Хлопцы встретили самоубийство Чобота сдержанно. Никто не выражал особенной печали, и только Федоренко сказал:
– Жалко казака – хороший был бы буденновец!
Но Федоренко ответил Лапоть:
– Далеко Чоботу до Буденного:[158] граком жил, граком и помер, от жадности помер.
Коваль с гневным презрением посматривал в сторону клуба, где стоял гроб Чобота, отказался стать в почетный караул и на похороны не пришел:
– Я таких, как Чобот, сам вешал бы: лезет под ноги с драмами своими дурацкими!
Плакали только девочки, да и то Маруся Левченко иногда вытирала глаза и злилась:
– Дурак такой, дубина какая, ну что ты скажешь, иди с ним «хазяйнуваты»! Вот счастье какое для Наташи! И хорошо сделала, что не поехала! Много их, таких Чоботов, найдется, да всем ублажать? Пускай вешаются побольше.
Наташа не плакала. Она с испуганным удивлением глянула на меня, когда я пришел к девочкам в спальню, и негромко спросила:
– Що мени теперь робыты?
Маруся ответила за меня:
– Может, и ты вешаться захочешь? Скажи спасибо, что этот дурень догадался смыться. А то он тебя всю жизнь мучил бы. Что ей «робыть», задумалась, смотри! На рабфаке будешь, тогда и задумывайся.
Наташа подняла глаза на сердитую Маруську и прислонилась к ее поясу:
– Ну, добре.
– Я принимаю шефство над Наталкой, – сказала Маруся, вызывающе сверкнув на меня глазами.
Я шутя расшаркался перед ней:
– Пожалуйста-пожалуйста, товарищ Левченко. А мне можно с вами «на пару»?
– Только с условием: не вешаться! А то, видите, какие шефы бывают, ну их к собакам. Не столько того шефства, сколько неприятностей.
– Есть не вешаться!
Наташа оторвалась от Марусиного пояса и улыбалась своим новым шефам, даже порозовела немного.
– Идем завтракать, бедная девочка, – сказала весело Маруся.
У меня на этом участке сердце стало… ничего себе. К вечеру приехали следователь и Мария Кондратьевна. Следователя я упросил не допрашивать Наташу, да он и сам был человек сообразительный. Написав короткий акт, он пообедал и уехал. Мария Кондратьевна осталась погрустить. Поздно ночью, когда уже все спали, она зашла в мой кабинет с Калиной Ивановичем и устало опустилась на диван:
– Безобразные ваши колонисты! Товарищ умер, а они хохочут, а этот самый ваш Лапоть так же валяет дурака, как и раньше.
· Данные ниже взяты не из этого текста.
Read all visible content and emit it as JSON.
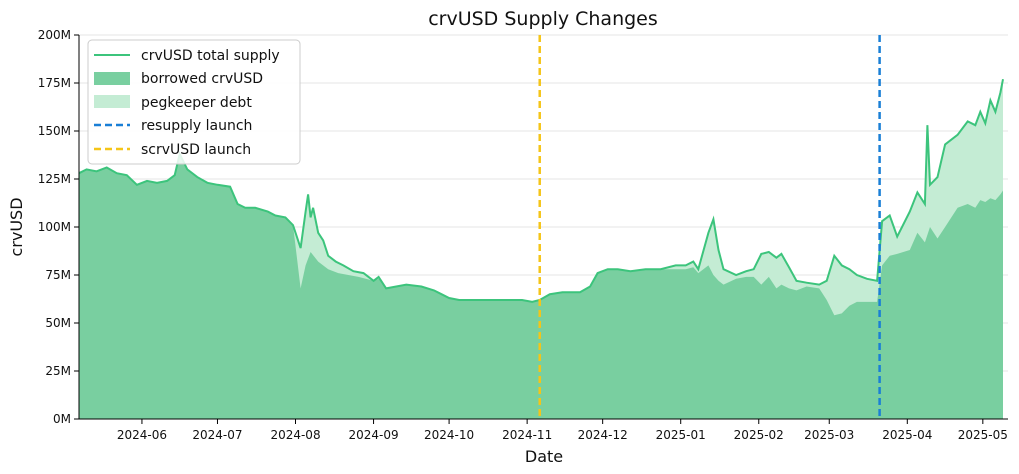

– Мария Кондратьевна, подумайте, что вы говорите?
– К вашему сведению: уже подумала и повторяю: гадость. Товарищ им Чобот или нет?
– Не товарищ, понимаете, не товарищ, а враг. Вы ведь член партии, для вас понятно: враг.
Мария Кондратьевна испугалась моего крика и бросилась к Калине Ивановичу:
– Дорогой пасечник, спасите меня от этого изверга.
Калина Иванович рассмеялся и сказал:
– Я тоже не люблю, када… это… вешаються. Эти паразиты думают: поганое ему место в жизни попалось, они и вешаються, и топляться, адиоты… Как будто это тебе театр: пошел и купив себе место в первом ряду. И откуда такое можно почерпнуть, чтобы из-за одной бабы вешаться. Это ж только адиот может подумать, как будто бабы не все одинаковые. У одной юбка с оборкой, а в другой без оборки.
– Ну, вы, старый греховодник. Как это одинаковые? Что это за такая теория?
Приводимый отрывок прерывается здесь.